Such objections to Thanksgiving could be one reason there has been little celebration for the 400th anniversary of the Pilgrims arriving in November 1620 at what is now Cape Cod out in Massachusetts. Indeed, most people seem unaware of the anniversary, which has been Voldemorted turned into the “anniversary that must not be named” . . .  unless it is to denounce it.

There is no doubt that the colonization of our nation led to great atrocities against the native population as well as disease and displacement. It is an indelible and shameful part of our history. Yet in this shrill debate, there is little room for a complete understanding of the Pilgrims or who they were. Critics of the holiday often push their own simplistic stereotypes over the Pilgrims while they denounce similar stereotypes in modern life. Johnson, for instance, insists the Pilgrims should not be viewed as victims seeking religious freedom but as part of a “commercial venture.”

The Pilgrims in reality were extraordinary individuals with an inspiring tale. They were under the persecuted minority known as the English Separatist Church. Hounded out of England, they made it over to the Netherlands to pursue freedom of faith. They were eventually known as “nonconformists” for refusing to adhere to orthodoxy. They later sailed aboard a ship called the Mayflower to search for freedom in the New World. Indeed, their great Mayflower Compact was the first articulation of government of the people and a new “civil body politic” in this hemisphere of earth.

The fact that the first settlers were nonconformists holds special meaning for civil libertarians. Our country was shaped by nonconformists since the Pilgrims made landfall. After playing a critical role with our independence, Thomas Paine irritated the framers with his words, including John Adams, who called him a “crapulous mass.” Nonconformists like Elizabeth Stanton and Susan Anthony demanded full rights for women despite getting jailed and harassed. Nonconformists like Martin Luther King demanded all those same rights for African Americans. Nonconformists like Cesar Chavez did so for migrants, and Harvey Milk did so for homosexuals.

They are why Confucius observed, “A reasonable man can adjust himself to the world. An unreasonable man wants the world to adjust itself to him. So all progress is made by unreasonable people.” The Pilgrims refused to be silenced in order to advocate for their values. They show the progress over history produced by unreasonable nonconformists.

Europe has never widely embraced such nonconformity, notably the type of speech protections which define our constitutional system. Speech still has been rolled back in countries like Germany, England, and France. Four centuries later, Europe now seems to be landing here in full force. Several Democrats and liberal academics call for censorship and the regulation of speech to achieve greater social harmony. The Pilgrims would be the first to warn that harmony for some is conformity for others.

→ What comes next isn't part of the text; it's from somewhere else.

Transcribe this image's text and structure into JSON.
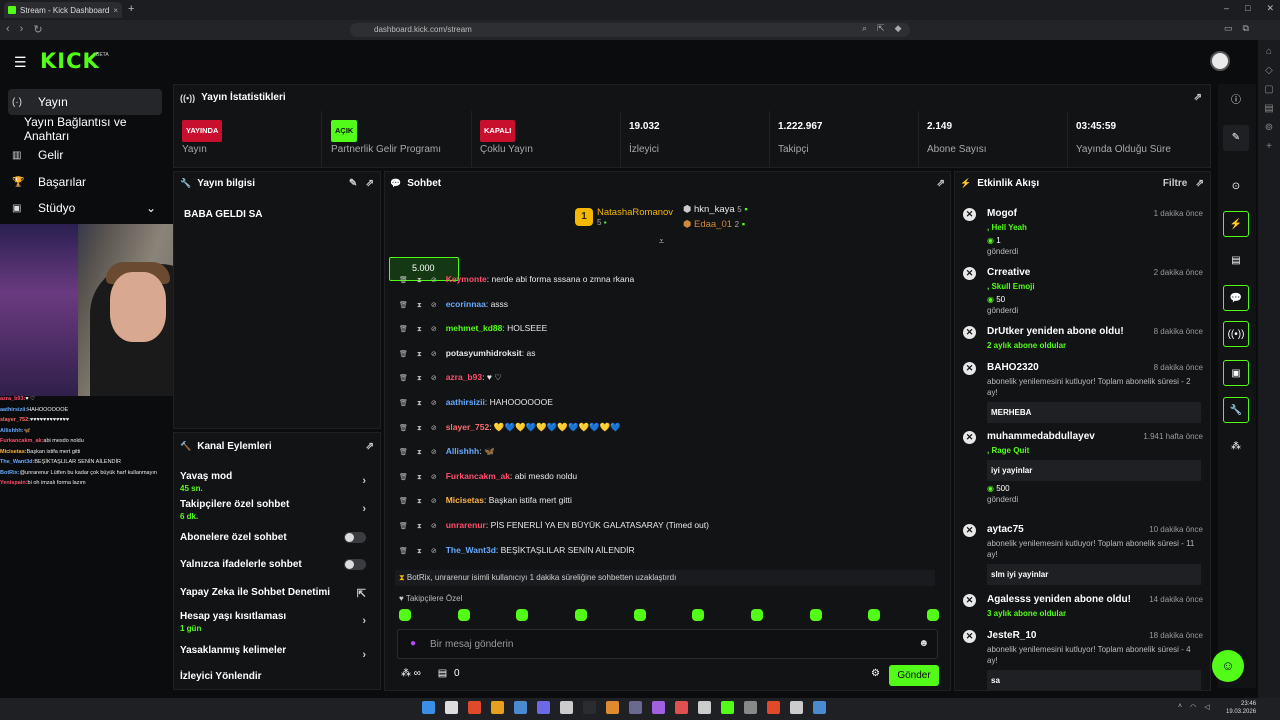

The next administration could cut back speech. Joe Biden has demanded that technology companies block those people, including Donald Trump, who spread “disinformation” or undermine society. Advocates for speech controls often employ Orwellian terms, such as Richard Blumenthal, who has called for “robust content modification” on the internet. The Pilgrims would have had no difficulty understanding the ramifications of any rules because they were “robustly modified” out from Europe.

One of the more chilling cases of this trend is Richard Stengel, the man selected to lead the transition team on media agencies and policies. He wrote a Washington Post  column last year that denounced speech as a threat to harmony. He failed to convince readers that what they need is less freedom. “All speech is not equal, and where truth cannot drive out lies, we must add new guardrails. I am all for protecting thought that we hate, but not speech that incites hate,” Stengel argued.

Stengel showed frustration with his answer for Arab diplomats who asked why we tolerate people who curse religion. “Even the most sophisticated Arab diplomats I dealt with did not understand why the First Amendment allows someone to burn a Koran. Why, they had asked me, would you ever want to protect that? It was a fair problem. The First Amendment protects thought that we hate, but it should not protect hateful speech which can cause violence by one group against another,” he wrote.

Stengel was referring to Arab diplomats from an area of the world where people are flogged and even executed for blasphemy. Yet he was unable to give a reason why we would tolerate such freedom of speech. People cannot be forced to conform in the interests of harmony. His view could convince one to board a ship in search of the New World.

The problem is that we are out of places to discover. So this Thanksgiving, I will celebrate the Pilgrims and all nonconformists. One of my students is even making an orange duck in the ultimate act of nonconformity. Despite my culinary traditions, I will even embrace an orange duck as a dish fit for the continued progress toward unabashed nonconformity.

Jonathan Turley is the Shapiro Professor of Public Interest Law at George Washington University. You can find his updates online @JonathanTurley.

45 thoughts on “Pilgrim’s Progress: How Thanksgiving Should Be A Celebration Of Nonconformity”

    1. Again, Antifa is Democratic Party muscle. They used RICO suits and legislation of dubious constitutionality to break Operation Rescue, a fairly benign organization. Our court system is not legitimate.

  1. What is the “due diligence” that the Pennsylvania supremes complained that petitioners lacked?

    1. Didn’t file in time. But one wonders if the suit would have been rejected if filed earlier as well.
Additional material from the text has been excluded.